The biomaterial is picked up by the sampling media and drawn, on the return of the rails, to it's original position. There it contacts the surface of a microfluidic chip, slide, or any port or device, or mechanism designed to process the cells or the genetic material of interest.

Claims

1. An adhesive coated, adhesive labeled or an adhesive tagged sampling mechanism for collecting and interfacing biomaterial samples to openings on biomaterial sample preparation, analysis, and handling devices or systems comprising;

a mechanically driven sampling mechanism component

a mechanically driven interface to a system preparing, analyzing, or performing handling of the collected biosample material.

an adhesive enabled surface or a device component

2. The collection method according to claim 1, wherein the biosample material is collected by a mechanically driven, adhesive coated, adhesive labeled, or adhesive tagged sampling surface.

3. The collection method according to claim 2, wherein the surface of a device component is adhesive enabled by any means such as two faced tape or direct application of adhesive to the collection component surface.

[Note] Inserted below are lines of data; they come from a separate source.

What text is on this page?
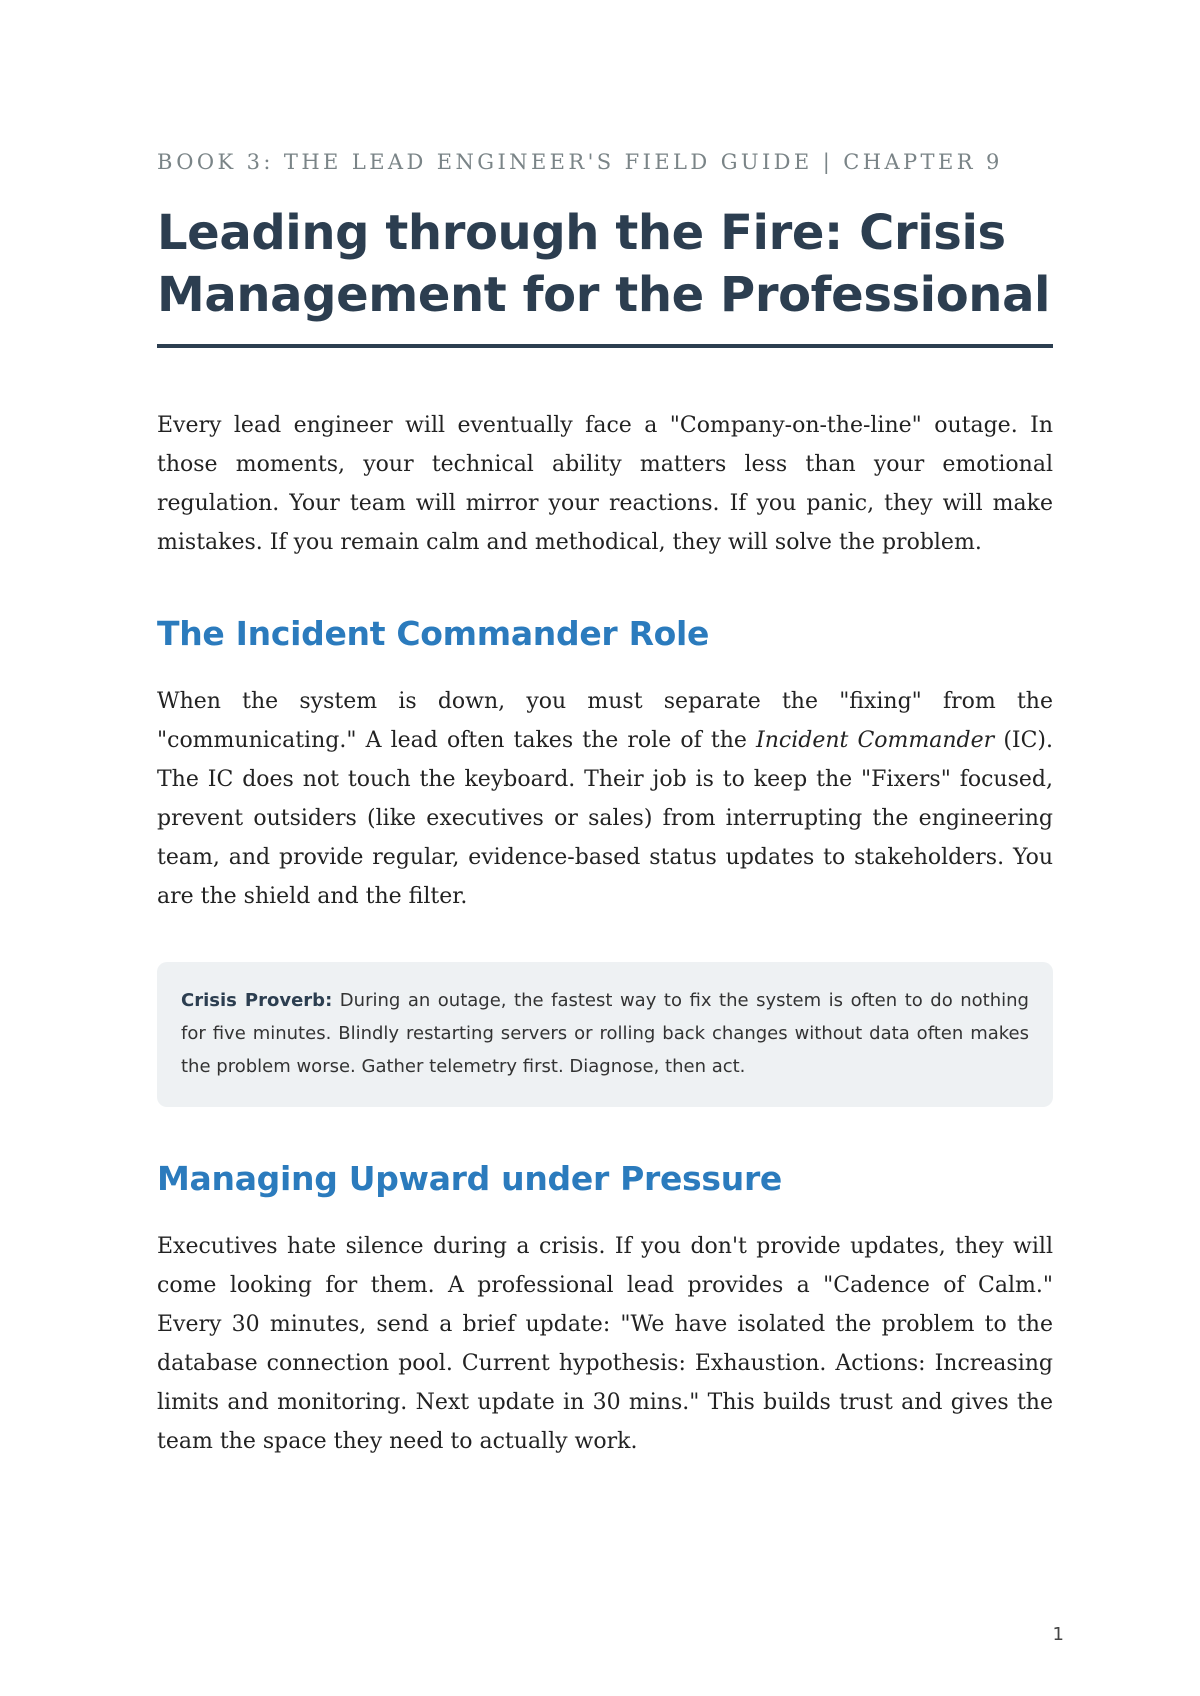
BOOK 3: THE LEAD ENGINEER'S FIELD GUIDE | CHAPTER 9
Leading through the Fire: Crisis Management for the Professional

Every lead engineer will eventually face a "Company-on-the-line" outage. In those moments, your technical ability matters less than your emotional regulation. Your team will mirror your reactions. If you panic, they will make mistakes. If you remain calm and methodical, they will solve the problem.

The Incident Commander Role

When the system is down, you must separate the "fixing" from the "communicating." A lead often takes the role of the Incident Commander (IC). The IC does not touch the keyboard. Their job is to keep the "Fixers" focused, prevent outsiders (like executives or sales) from interrupting the engineering team, and provide regular, evidence-based status updates to stakeholders. You are the shield and the filter.

Crisis Proverb: During an outage, the fastest way to fix the system is often to do nothing for five minutes. Blindly restarting servers or rolling back changes without data often makes the problem worse. Gather telemetry first. Diagnose, then act.
Managing Upward under Pressure

Executives hate silence during a crisis. If you don't provide updates, they will come looking for them. A professional lead provides a "Cadence of Calm." Every 30 minutes, send a brief update: "We have isolated the problem to the database connection pool. Current hypothesis: Exhaustion. Actions: Increasing limits and monitoring. Next update in 30 mins." This builds trust and gives the team the space they need to actually work.

1
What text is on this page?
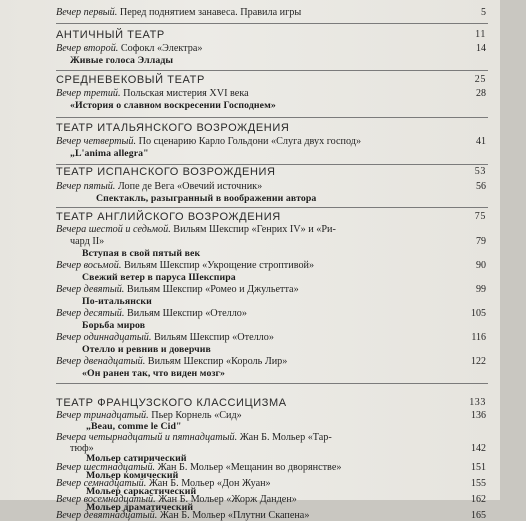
Вечер первый. Перед поднятием занавеса. Правила игры	5
АНТИЧНЫЙ ТЕАТР	11
Вечер второй. Софокл «Электра»	14
Живые голоса Эллады
СРЕДНЕВЕКОВЫЙ ТЕАТР	25
Вечер третий. Польская мистерия XVI века	28
«История о славном воскресении Господнем»
ТЕАТР ИТАЛЬЯНСКОГО ВОЗРОЖДЕНИЯ
Вечер четвертый. По сценарию Карло Гольдони «Слуга двух господ»	41
„L'anima allegra"
ТЕАТР ИСПАНСКОГО ВОЗРОЖДЕНИЯ	53
Вечер пятый. Лопе де Вега «Овечий источник»	56
Спектакль, разыгранный в воображении автора
ТЕАТР АНГЛИЙСКОГО ВОЗРОЖДЕНИЯ	75
Вечера шестой и седьмой. Вильям Шекспир «Генрих IV» и «Ри-
чард II»	79
Вступая в свой пятый век
Вечер восьмой. Вильям Шекспир «Укрощение строптивой»	90
Свежий ветер в паруса Шекспира
Вечер девятый. Вильям Шекспир «Ромео и Джульетта»	99
По-итальянски
Вечер десятый. Вильям Шекспир «Отелло»	105
Борьба миров
Вечер одиннадцатый. Вильям Шекспир «Отелло»	116
Отелло и ревнив и доверчив
Вечер двенадцатый. Вильям Шекспир «Король Лир»	122
«Он ранен так, что виден мозг»
ТЕАТР ФРАНЦУЗСКОГО КЛАССИЦИЗМА	133
Вечер тринадцатый. Пьер Корнель «Сид»	136
„Beau, comme le Cid"
Вечера четырнадцатый и пятнадцатый. Жан Б. Мольер «Тар-
тюф»	142
Мольер сатирический
Вечер шестнадцатый. Жан Б. Мольер «Мещанин во дворянстве»	151
Мольер комический
Вечер семнадцатый. Жан Б. Мольер «Дон Жуан»	155
Мольер саркастический
Вечер восемнадцатый. Жан Б. Мольер «Жорж Данден»	162
Мольер драматический
Вечер девятнадцатый. Жан Б. Мольер «Плутни Скапена»	165
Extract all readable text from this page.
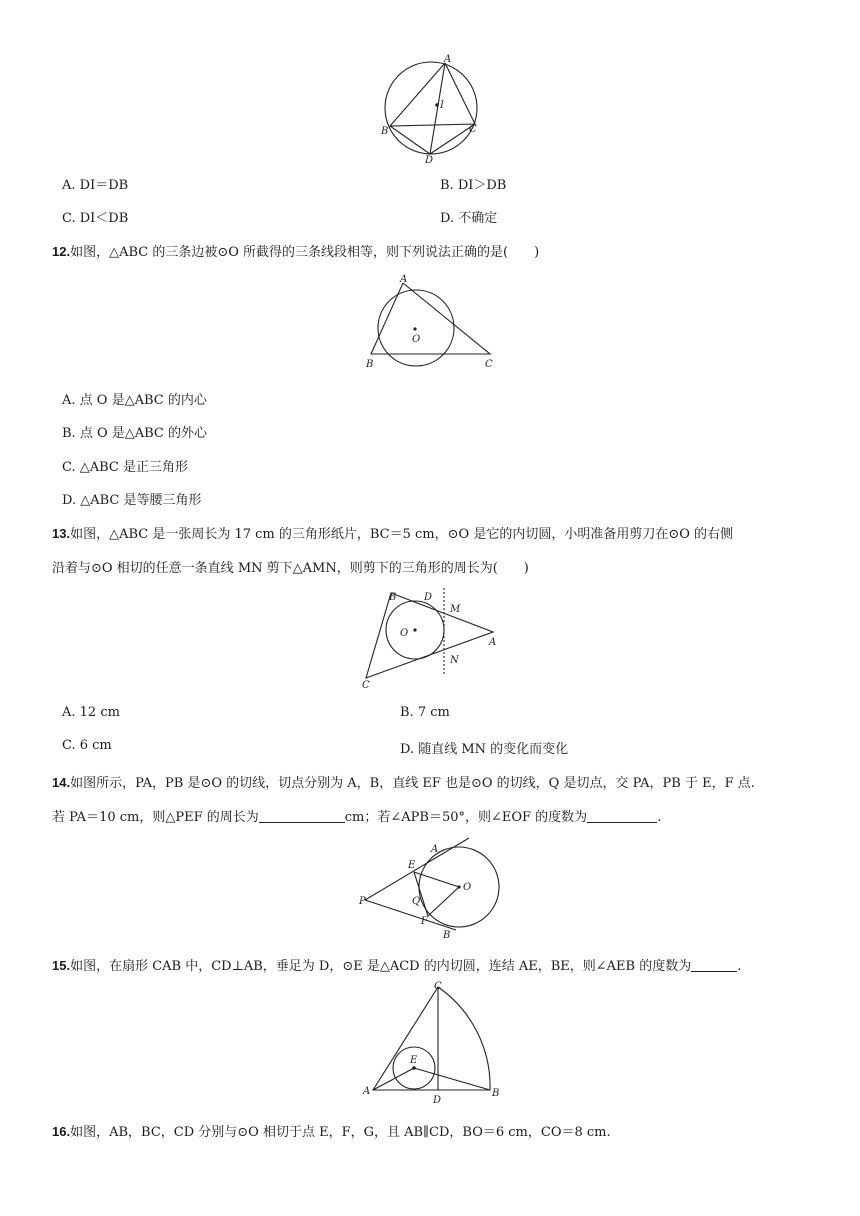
A
I
B	C
D
A. DI＝DB	B. DI＞DB
C. DI＜DB	D. 不确定
12.如图，△ABC 的三条边被⊙O 所截得的三条线段相等，则下列说法正确的是(　　)
A
O
B	C
A. 点 O 是△ABC 的内心
B. 点 O 是△ABC 的外心
C. △ABC 是正三角形
D. △ABC 是等腰三角形
13.如图，△ABC 是一张周长为 17 cm 的三角形纸片，BC＝5 cm，⊙O 是它的内切圆，小明准备用剪刀在⊙O 的右侧
沿着与⊙O 相切的任意一条直线 MN 剪下△AMN，则剪下的三角形的周长为(　　)
B	D
M
O
A
N
C
A. 12 cm	B. 7 cm
C. 6 cm	D. 随直线 MN 的变化而变化
14.如图所示，PA，PB 是⊙O 的切线，切点分别为 A，B，直线 EF 也是⊙O 的切线，Q 是切点，交 PA，PB 于 E，F 点.
若 PA＝10 cm，则△PEF 的周长为	cm；若∠APB＝50°，则∠EOF 的度数为	.
A
E
O
P	Q
F
B
15.如图，在扇形 CAB 中，CD⊥AB，垂足为 D，⊙E 是△ACD 的内切圆，连结 AE，BE，则∠AEB 的度数为	.
C
E
A
D
B
16.如图，AB，BC，CD 分别与⊙O 相切于点 E，F，G，且 AB∥CD，BO＝6 cm，CO＝8 cm.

4. The collection method according to claim 2, wherein the adhesively enabled collection component is applied to a biosample by direct pressure.

5. The collection method according to claim 2, wherein adhesive is the primary collection mechanism for bringing biomaterial samples to openings on biomaterial sample preparation, analysis, and handling devices or systems.

6. The collection method according to claim 2, wherein a disposable cartridge uses an adhesive enabled sampling surface.

7. The interface according to claim 1, wherein the biosample material collected by the sampling mechanism covers and seals closed over the openings, or access port, of the sample preparation, sample analysis, sample handling device or system.

8. The interface according to claim 1, wherein a disposable cartridge includes the mechanical components to drive sample collection and directly interfaces with preparation, analysis or handling devices or systems.